Tablet PC’s come in all shapes and sizes. This is a quick look at tablet PCs on the market without keyboards and without potentially breakable hinges.
Electrovaya Inc. has the Scribbler SC-3100

Ace Asia Co., Ltd. has the T201

Fujitsu has the Stylistic ST5100

Itronix offerts the rugged Gobook Series

Motion Computing offers 3 different types of tablet PCs

of varying sizes and accessories

tabletkiosk offers a selection of tablets – they’re actually more UMPCs but come in varying degrees of price and capability

[Update]TabletKiosk is upgrading their line in 2008 with a modular unit and more grunt.

DRS-TS has a few imaginitively named portable tablets, such as the Hammerhead Xtreme

Then there’s the ulimate in ruggedised: the Xplore Technologies iX104C3Plus series

Then Amtek has this iTablet T221 going for around EUR 1,552.

The Axiotron Modbook is a modified Macbook.

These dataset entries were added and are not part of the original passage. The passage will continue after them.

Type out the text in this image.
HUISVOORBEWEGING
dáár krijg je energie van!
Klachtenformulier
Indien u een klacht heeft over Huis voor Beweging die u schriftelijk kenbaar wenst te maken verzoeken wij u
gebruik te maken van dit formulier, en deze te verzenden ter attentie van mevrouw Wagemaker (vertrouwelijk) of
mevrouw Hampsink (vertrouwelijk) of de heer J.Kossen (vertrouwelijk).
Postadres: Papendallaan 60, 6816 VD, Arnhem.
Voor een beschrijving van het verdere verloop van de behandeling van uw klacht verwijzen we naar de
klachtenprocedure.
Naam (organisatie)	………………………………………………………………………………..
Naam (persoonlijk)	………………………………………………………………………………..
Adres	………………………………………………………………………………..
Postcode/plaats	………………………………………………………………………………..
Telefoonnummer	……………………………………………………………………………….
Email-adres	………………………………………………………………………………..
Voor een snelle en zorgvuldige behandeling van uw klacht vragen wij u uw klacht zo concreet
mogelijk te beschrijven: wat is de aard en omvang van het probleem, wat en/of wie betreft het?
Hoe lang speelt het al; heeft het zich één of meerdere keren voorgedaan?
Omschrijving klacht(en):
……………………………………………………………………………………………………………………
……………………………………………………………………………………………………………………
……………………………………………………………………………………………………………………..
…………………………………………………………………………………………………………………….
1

It’s the only tablet mac and the specs look very good – it’s fast and sensitive and has a 12800*800 resolution, so it’s useable as well. Of course, you should be able to install Vista on it too…

TabletPcTalk.com is a good site to keep track of what’s happening in this market

7″ Tablet PC running Windows CE has some fair specs. Would be good to see it running Linux!